Pour quelles raisons l’accusé d’un meurtre sur le Maїdan peut-il se cacher dans un hôpital pour enfants?

Pour quelles raisons l’accusé d’un meurtre sur le Maїdan peut-il se cacher dans un hôpital pour enfants?

Ukrinform
Yuriy Krysine, principal accusé dans le meurtre du journaliste Vyatcheslav Veremiy et récemment condamné à 4 ans de prison avec sursis, a été hospitalisé « pour des analyses » au Centre pédiatrique de malformations cardiaques congénitales.

Le 1er mars, un appel du verdict contre Yuriy Krysine est prévu dans l’affaire concernant l'assassinat du journaliste Vyacheslav Veremiy.
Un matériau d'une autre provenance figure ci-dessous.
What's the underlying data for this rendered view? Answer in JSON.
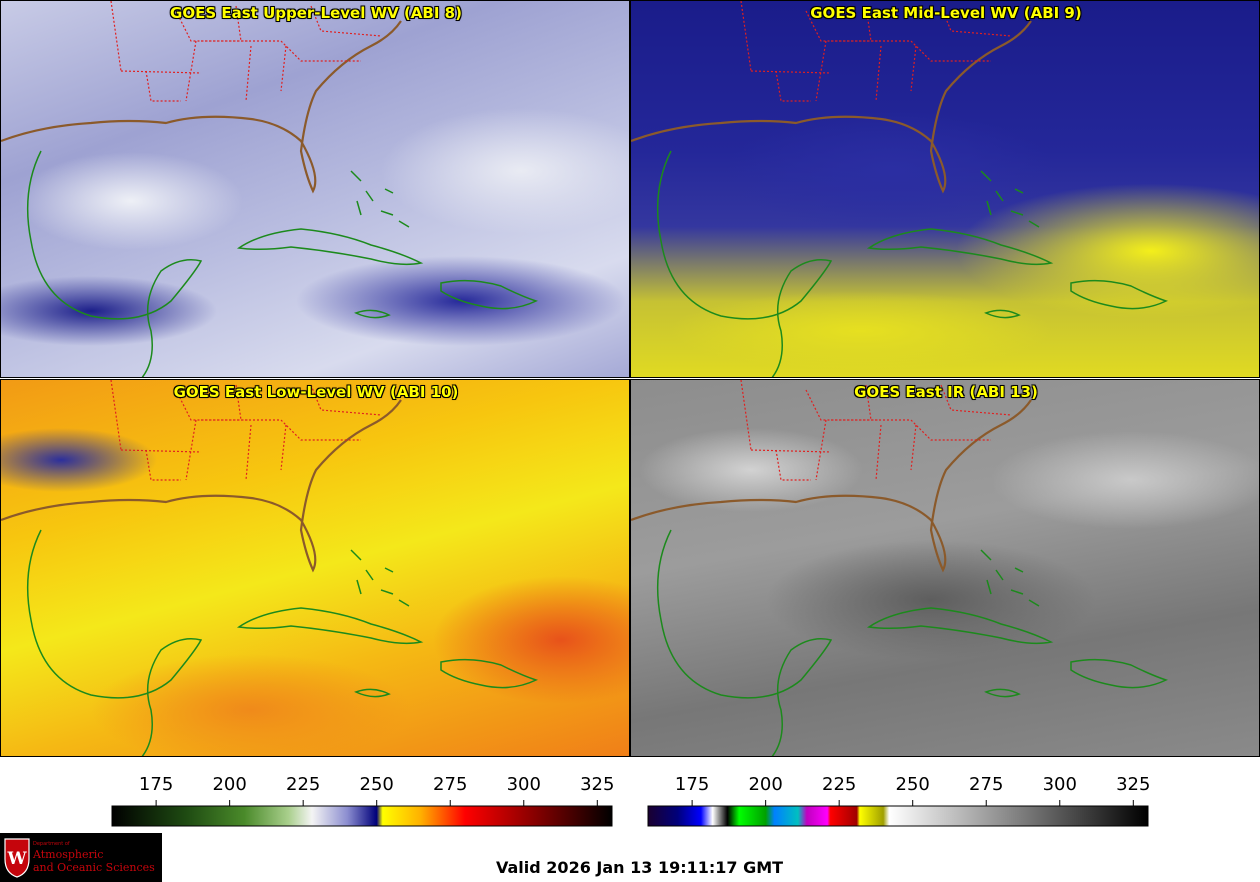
{
  "panels": [
    {
      "title": "GOES East Upper-Level WV (ABI 8)"
    },
    {
      "title": "GOES East Mid-Level WV (ABI 9)"
    },
    {
      "title": "GOES East Low-Level WV (ABI 10)"
    },
    {
      "title": "GOES East IR (ABI 13)"
    }
  ],
  "colorbars": [
    {
      "min": 160,
      "max": 330,
      "ticks": [
        "175",
        "200",
        "225",
        "250",
        "275",
        "300",
        "325"
      ],
      "tick_values": [
        175,
        200,
        225,
        250,
        275,
        300,
        325
      ],
      "stops": [
        {
          "v": 160,
          "c": "#000000"
        },
        {
          "v": 185,
          "c": "#1e4a12"
        },
        {
          "v": 205,
          "c": "#4a8a2a"
        },
        {
          "v": 220,
          "c": "#a9cf8c"
        },
        {
          "v": 228,
          "c": "#f4f4f4"
        },
        {
          "v": 240,
          "c": "#8c8ed0"
        },
        {
          "v": 250,
          "c": "#00007a"
        },
        {
          "v": 252,
          "c": "#ffff00"
        },
        {
          "v": 265,
          "c": "#ffb000"
        },
        {
          "v": 280,
          "c": "#ff0000"
        },
        {
          "v": 300,
          "c": "#9a0000"
        },
        {
          "v": 330,
          "c": "#000000"
        }
      ]
    },
    {
      "min": 160,
      "max": 330,
      "ticks": [
        "175",
        "200",
        "225",
        "250",
        "275",
        "300",
        "325"
      ],
      "tick_values": [
        175,
        200,
        225,
        250,
        275,
        300,
        325
      ],
      "stops": [
        {
          "v": 160,
          "c": "#1a0030"
        },
        {
          "v": 170,
          "c": "#00007a"
        },
        {
          "v": 178,
          "c": "#0000ff"
        },
        {
          "v": 182,
          "c": "#ffffff"
        },
        {
          "v": 187,
          "c": "#000000"
        },
        {
          "v": 191,
          "c": "#00ff00"
        },
        {
          "v": 200,
          "c": "#00a000"
        },
        {
          "v": 203,
          "c": "#0080ff"
        },
        {
          "v": 211,
          "c": "#00c0c0"
        },
        {
          "v": 214,
          "c": "#c000c0"
        },
        {
          "v": 221,
          "c": "#ff00ff"
        },
        {
          "v": 222,
          "c": "#ff0000"
        },
        {
          "v": 231,
          "c": "#a00000"
        },
        {
          "v": 232,
          "c": "#ffff00"
        },
        {
          "v": 240,
          "c": "#a0a000"
        },
        {
          "v": 242,
          "c": "#ffffff"
        },
        {
          "v": 330,
          "c": "#000000"
        }
      ]
    }
  ],
  "logo": {
    "department": "Department of",
    "line1": "Atmospheric",
    "line2": "and Oceanic Sciences",
    "seal_letter": "W"
  },
  "valid_time": "Valid 2026 Jan 13 19:11:17 GMT",
  "colors": {
    "title_text": "#ffff00",
    "coastline": "#1c8a1c",
    "us_coast": "#8b5a2b",
    "state_border": "#e02020"
  }
}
Le 23 février dernier, il ne s'est pas présenté au tribunal, où il était convoqué pour une affaire d'attaque à main armée contre une station service, prétextant se trouver dans un Institut de cardiologie. En vérité, il n'y était pas encore. Ce n'est que le 27 février qu'il s'est présenté au service pour enfants d'une unité de soin. Des témoins, l'ayant reconnu, ont contacté des journalistes et quelques activistes qui lui ont versé un antiseptique vert, répandue dans les pays post-soviétiques (zelenka) sur la tête avant de l'inviter à se présenter à son audience du 1er mars. Krysine a justifié sa présence, face aux caméras par le besoin de faire "un bilan de santé parce qu'il faisait du sport".

Cette séquence a enflammé la toile en Ukraine, les internautes s'indignant de la présence de Krysine dans cet établissement quand on sait les difficultés que les parents ont pour faire admettre leurs enfants en attente d'opération. De nombreux messages venaient rappeler les semaines ou les mois d'attente avant une hospitalisation quand certains nécessitent juste une convocation au tribunal pour justifier de leur urgence.
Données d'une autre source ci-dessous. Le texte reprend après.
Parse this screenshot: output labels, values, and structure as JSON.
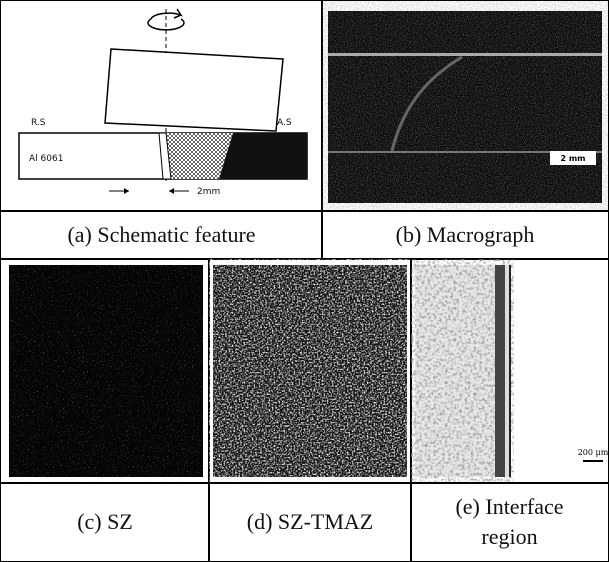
{
  "panels": [
    {
      "label": "(a) Schematic feature",
      "annotations": {
        "retreating_side": "R.S",
        "advancing_side": "A.S",
        "material": "Al 6061",
        "offset": "2mm"
      }
    },
    {
      "label": "(b) Macrograph",
      "scale_bar": "2 mm"
    },
    {
      "label": "(c) SZ"
    },
    {
      "label": "(d) SZ-TMAZ"
    },
    {
      "label": "(e) Interface region",
      "scale_bar": "200 μm"
    }
  ]
}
Natalia Marinchenko, une bénévole, s'est emportée auprès d'un journaliste d’Ukrinform:

"Un enfant de Kriviy Rih s'est présenté à l'hôpital un jour, et les médecins ont dit qu'il n'y avait pas de place, bien que la veille du départ le médecin ait personnellement assuré que tout était en ordre et qu’il serait hospitalisé. Ils ne lui ont même pas proposé d'aller dans le service pour adultes".

Une question légitime se pose : comment Yuriy Krysine, un individu impliqué dans trois affaires judiciaire, connu dans les milieux criminels de Kyiv (et pas seulement) sous les noms flatteurs de « Shrek » et de « Rat », s’est-il retrouvé hospitalisé dans un service de cardiologie pour enfants de la clinique du médecin Todourov et, surtout, qui a autorisé son séjour ?

Comment Yuriy Krysine a t-il pu être admis ?

Krysine a en réalité probablement été « hébérgé »  dans le service pour enfants de l'Institut de cardiologie par un certain Maxim Ivasenko, mari de la responsable du département, Irina Aksenova. Roman Sinitsyne, un autre bénévole a expliqué que lorsque les activistes sont arrivés dans la chambre de Krysine, Maxim Ivasenko, était assis sur le lit à côté de lui :

"Nous pensions que c’était un patient ou un visiteur. Mais quand on est allé voir la page Facebook de la responsable du département , Aksenova, on s'est rendu compte que c’était son mari qui se trouvait dans la pièce avec Krysine », a publié le bénévole sur son compte facebook.

La conversation téléphonique avec Mme Aksenova a duré moins de 2 minutes. Interrogé sur son  étrange patient, elle a raccroché, empêchant les questions à venir sur l'implication de son mari. Elle a cependant confirmé l'admission de Krysine dans son service :

"Les patients peuvent venir dans notre clinique en ambulance, envoyé par un médecin ou sur rendez-vous. Quant au patient en question, Yuriy Krysine, je ne l’avais jamais vu auparavant. La seule chose que je peux dire, c'est qu'il a de sérieux problèmes cardiaques. C'est tout. En ce qui concerne la file d'attente de six mois pour notre hôpital, cette information ne correspond pas à la réalité. À ce jour, il n'y a pas de file d'attente dans notre département".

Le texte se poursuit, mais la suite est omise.